David Katzman will join 1-800 CONTACTS' Board of Directors
DRAPER, Utah, December 17, 2002 - David B. Katzman, Managing Partner for Camelot Ventures, will join 1-800 CONTACTS' Board of Directors upon completion of the asset purchase agreement on or before January 31, 2003. Upon closing, Camelot Ventures will own approximately 1.46 million shares, representing approximately 11% of the outstanding shares. Camelot Ventures, founded in 1999, is a Southfield, Michigan-based private investment group which focuses on industries in customer relationship management (CRM), call center, catalog, traditional or direct marketing applications, retail, electronic or financial services sectors. Camelot’s investments include Livonia, Michigan-based Quicken Loans Inc., the nation’s largest online mortgage lender and Kintana, a Sunnyvale, CA-based software company that provides end-to-end automation of complex e-business technology processes.
Mr. Katzman has founded a variety of successful businesses including Habitat, National Blinds and Wallpaper, and Lens First. National Blinds and Wallpaper was the number one direct-to- consumer company in its category when it was purchased by Home Depot in 1997. After the sale, Katzman was named President of Home Depot S.O.C. which specializes in the processing of special orders for the Home Depot stores nationwide. Mr. Katzman joined Camelot Ventures full time in 2000.
"I'm looking forward to joining the 1-800 Contacts Board of Directors and adding the resources of Camelot Ventures to the team," said David Katzman.
1-800 CONTACTS offers consumers an attractive alternative for obtaining replacement contact lenses in terms of convenience, price and speed of delivery. Through its easy-to-remember, toll-free telephone number, "1-800-CONTACTS" (1-800-266-8228), and its Internet web site, www.contacts.com, the Company sells all of the most popular brands of contact lenses. High volume, cost-efficient operations enable 1-800 CONTACTS to offer products at competitive prices while delivering a high level of customer service.
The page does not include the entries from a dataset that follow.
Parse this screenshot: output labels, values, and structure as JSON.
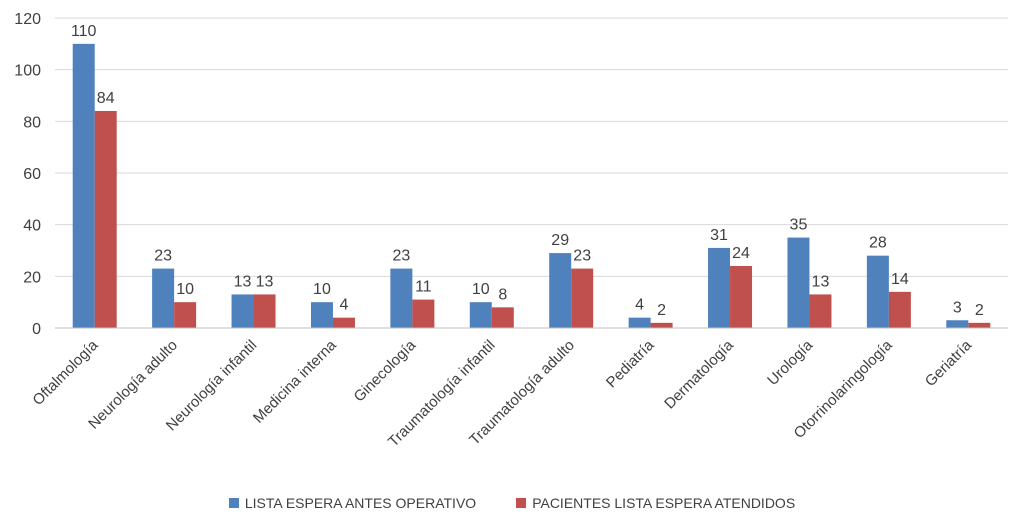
{
  "chart_data": {
    "type": "bar",
    "categories": [
      "Oftalmología",
      "Neurología adulto",
      "Neurología infantil",
      "Medicina interna",
      "Ginecología",
      "Traumatología infantil",
      "Traumatología adulto",
      "Pediatría",
      "Dermatología",
      "Urología",
      "Otorrinolaringología",
      "Geriatría"
    ],
    "series": [
      {
        "name": "LISTA ESPERA ANTES OPERATIVO",
        "values": [
          110,
          23,
          13,
          10,
          23,
          10,
          29,
          4,
          31,
          35,
          28,
          3
        ],
        "color": "#4f81bd"
      },
      {
        "name": "PACIENTES LISTA ESPERA ATENDIDOS",
        "values": [
          84,
          10,
          13,
          4,
          11,
          8,
          23,
          2,
          24,
          13,
          14,
          2
        ],
        "color": "#c0504d"
      }
    ],
    "ylim": [
      0,
      120
    ],
    "yticks": [
      0,
      20,
      40,
      60,
      80,
      100,
      120
    ],
    "grid": true,
    "legend": "bottom"
  }
}
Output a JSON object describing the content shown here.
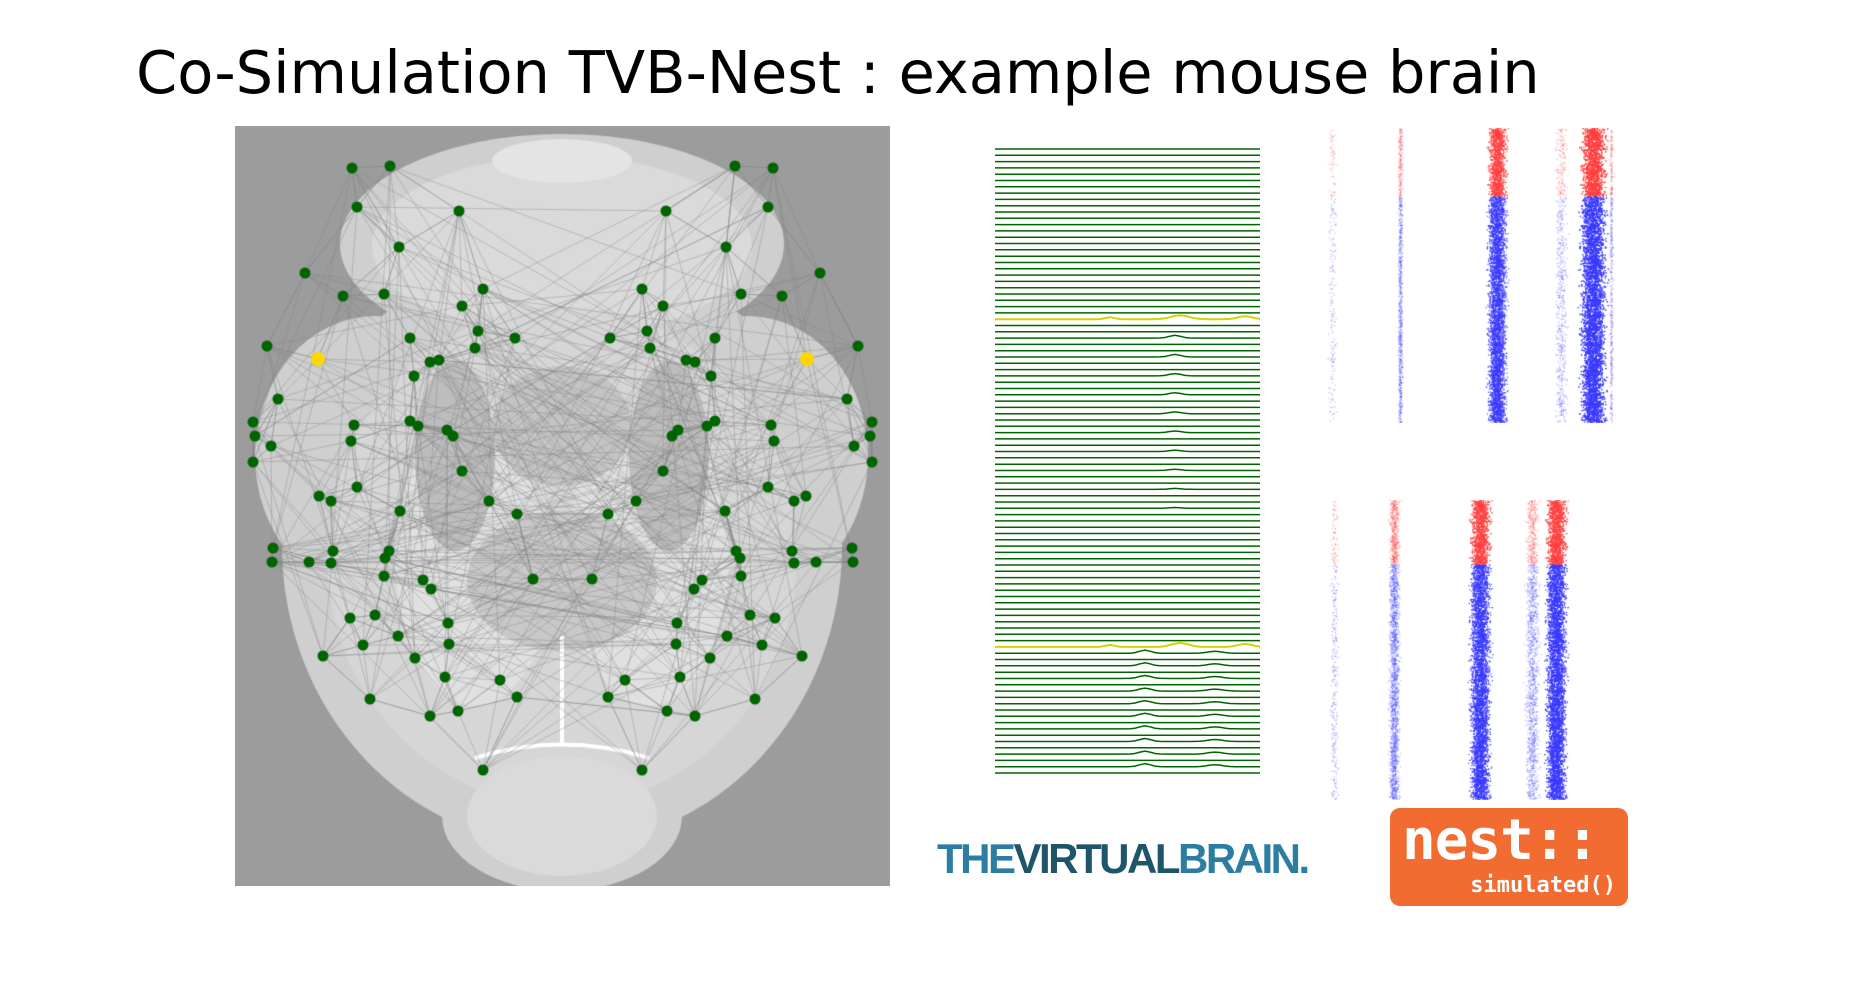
{
  "title": "Co-Simulation TVB-Nest : example mouse brain",
  "colors": {
    "background": "#ffffff",
    "brain_background": "#9c9c9c",
    "node": "#006400",
    "highlight_node": "#ffd700",
    "edge": "#808080",
    "trace": "#006400",
    "trace_highlight": "#d8d000",
    "spike_excitatory": "#3a3aff",
    "spike_inhibitory": "#ff4040",
    "tvb_primary": "#2b7ea1",
    "tvb_secondary": "#1e5568",
    "nest_orange": "#f26b30"
  },
  "icons": {
    "brain_network": "mouse-brain-connectome-icon",
    "traces": "region-activity-traces-icon",
    "raster": "spike-raster-icon"
  },
  "time_series": {
    "trace_count": 100,
    "highlighted_traces": [
      27,
      79
    ]
  },
  "logos": {
    "tvb": {
      "part1": "THE",
      "part2": "VIRTUAL",
      "part3": "BRAIN."
    },
    "nest": {
      "main": "nest::",
      "sub": "simulated()"
    }
  }
}
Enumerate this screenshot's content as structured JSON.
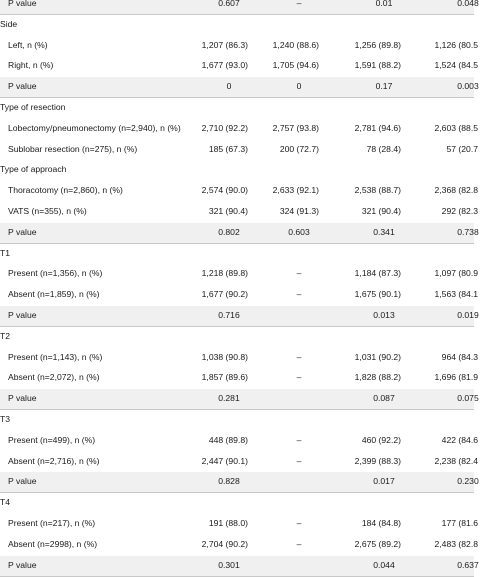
{
  "rows": [
    {
      "type": "p",
      "label": "P value",
      "c": [
        "0.607",
        "–",
        "0.01",
        "0.048"
      ]
    },
    {
      "type": "h",
      "label": "Side"
    },
    {
      "type": "d",
      "label": "Left, n (%)",
      "c": [
        "1,207 (86.3)",
        "1,240 (88.6)",
        "1,256 (89.8)",
        "1,126 (80.5"
      ]
    },
    {
      "type": "d",
      "label": "Right, n (%)",
      "c": [
        "1,677 (93.0)",
        "1,705 (94.6)",
        "1,591 (88.2)",
        "1,524 (84.5"
      ]
    },
    {
      "type": "p",
      "label": "P value",
      "c": [
        "0",
        "0",
        "0.17",
        "0.003"
      ]
    },
    {
      "type": "h",
      "label": "Type of resection"
    },
    {
      "type": "d",
      "label": "Lobectomy/pneumonectomy (n=2,940), n (%)",
      "c": [
        "2,710 (92.2)",
        "2,757 (93.8)",
        "2,781 (94.6)",
        "2,603 (88.5"
      ]
    },
    {
      "type": "d",
      "label": "Sublobar resection (n=275), n (%)",
      "c": [
        "185 (67.3)",
        "200 (72.7)",
        "78 (28.4)",
        "57 (20.7"
      ]
    },
    {
      "type": "h",
      "label": "Type of approach"
    },
    {
      "type": "d",
      "label": "Thoracotomy (n=2,860), n (%)",
      "c": [
        "2,574 (90.0)",
        "2,633 (92.1)",
        "2,538 (88.7)",
        "2,368 (82.8"
      ]
    },
    {
      "type": "d",
      "label": "VATS (n=355), n (%)",
      "c": [
        "321 (90.4)",
        "324 (91.3)",
        "321 (90.4)",
        "292 (82.3"
      ]
    },
    {
      "type": "p",
      "label": "P value",
      "c": [
        "0.802",
        "0.603",
        "0.341",
        "0.738"
      ]
    },
    {
      "type": "h",
      "label": "T1"
    },
    {
      "type": "d",
      "label": "Present (n=1,356), n (%)",
      "c": [
        "1,218 (89.8)",
        "–",
        "1,184 (87.3)",
        "1,097 (80.9"
      ]
    },
    {
      "type": "d",
      "label": "Absent (n=1,859), n (%)",
      "c": [
        "1,677 (90.2)",
        "–",
        "1,675 (90.1)",
        "1,563 (84.1"
      ]
    },
    {
      "type": "p",
      "label": "P value",
      "c": [
        "0.716",
        "",
        "0.013",
        "0.019"
      ]
    },
    {
      "type": "h",
      "label": "T2"
    },
    {
      "type": "d",
      "label": "Present (n=1,143), n (%)",
      "c": [
        "1,038 (90.8)",
        "–",
        "1,031 (90.2)",
        "964 (84.3"
      ]
    },
    {
      "type": "d",
      "label": "Absent (n=2,072), n (%)",
      "c": [
        "1,857 (89.6)",
        "–",
        "1,828 (88.2)",
        "1,696 (81.9"
      ]
    },
    {
      "type": "p",
      "label": "P value",
      "c": [
        "0.281",
        "",
        "0.087",
        "0.075"
      ]
    },
    {
      "type": "h",
      "label": "T3"
    },
    {
      "type": "d",
      "label": "Present (n=499), n (%)",
      "c": [
        "448 (89.8)",
        "–",
        "460 (92.2)",
        "422 (84.6"
      ]
    },
    {
      "type": "d",
      "label": "Absent (n=2,716), n (%)",
      "c": [
        "2,447 (90.1)",
        "–",
        "2,399 (88.3)",
        "2,238 (82.4"
      ]
    },
    {
      "type": "p",
      "label": "P value",
      "c": [
        "0.828",
        "",
        "0.017",
        "0.230"
      ]
    },
    {
      "type": "h",
      "label": "T4"
    },
    {
      "type": "d",
      "label": "Present (n=217), n (%)",
      "c": [
        "191 (88.0)",
        "–",
        "184 (84.8)",
        "177 (81.6"
      ]
    },
    {
      "type": "d",
      "label": "Absent (n=2998), n (%)",
      "c": [
        "2,704 (90.2)",
        "–",
        "2,675 (89.2)",
        "2,483 (82.8"
      ]
    },
    {
      "type": "p",
      "label": "P value",
      "c": [
        "0.301",
        "",
        "0.044",
        "0.637"
      ]
    }
  ]
}
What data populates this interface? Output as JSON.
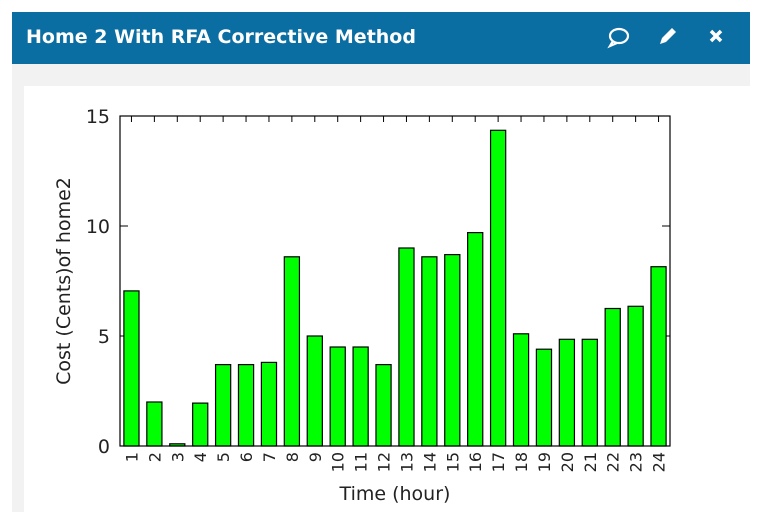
{
  "header": {
    "title": "Home 2 With RFA Corrective Method"
  },
  "chart_data": {
    "type": "bar",
    "x_label": "Time (hour)",
    "y_label": "Cost (Cents)of home2",
    "categories": [
      "1",
      "2",
      "3",
      "4",
      "5",
      "6",
      "7",
      "8",
      "9",
      "10",
      "11",
      "12",
      "13",
      "14",
      "15",
      "16",
      "17",
      "18",
      "19",
      "20",
      "21",
      "22",
      "23",
      "24"
    ],
    "values": [
      7.05,
      2.0,
      0.1,
      1.95,
      3.7,
      3.7,
      3.8,
      8.6,
      5.0,
      4.5,
      4.5,
      3.7,
      9.0,
      8.6,
      8.7,
      9.7,
      14.35,
      5.1,
      4.4,
      4.85,
      4.85,
      6.25,
      6.35,
      8.15
    ],
    "color": "#00ff00",
    "ylim": [
      0,
      15
    ],
    "yticks": [
      0,
      5,
      10,
      15
    ]
  }
}
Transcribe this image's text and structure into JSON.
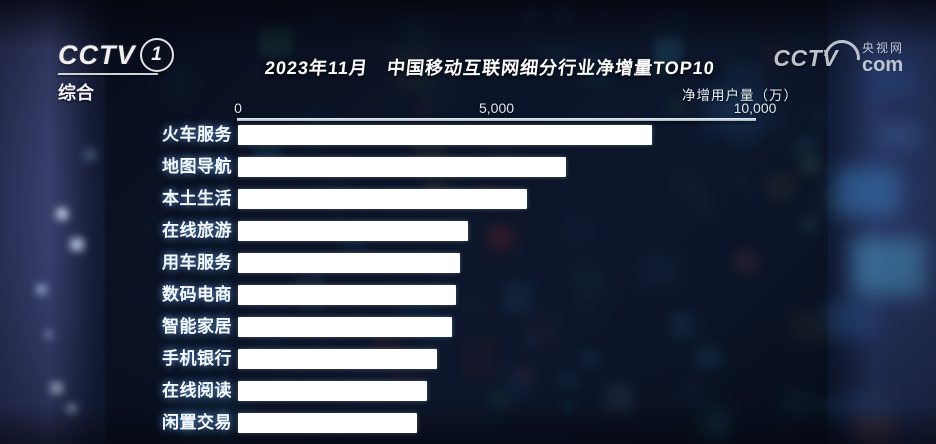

This news release contains forward-looking statements about the proposed acquisition of Lens Express and Lens1st and any expected benefits associated thereto. These statements are subject to risks and uncertainties that could cause actual results to differ materially from those set forth in or implied by such forward-looking statements. Factors that may cause future results to differ materially from the Company's current expectations include, among others: the inability to agree on definitive documentation, unsatisfactory due diligence results, failure to receive necessary debt financing, general economic conditions, the health of the contact lens industry, inventory acquisition and management, manufacturing issues, integration of IGEL, integration of Lens Express and Lens First, exchange rate fluctuations, advertising spending and effectiveness, unanticipated delays or difficulty certifying with Vistakon requirements, and regulatory considerations.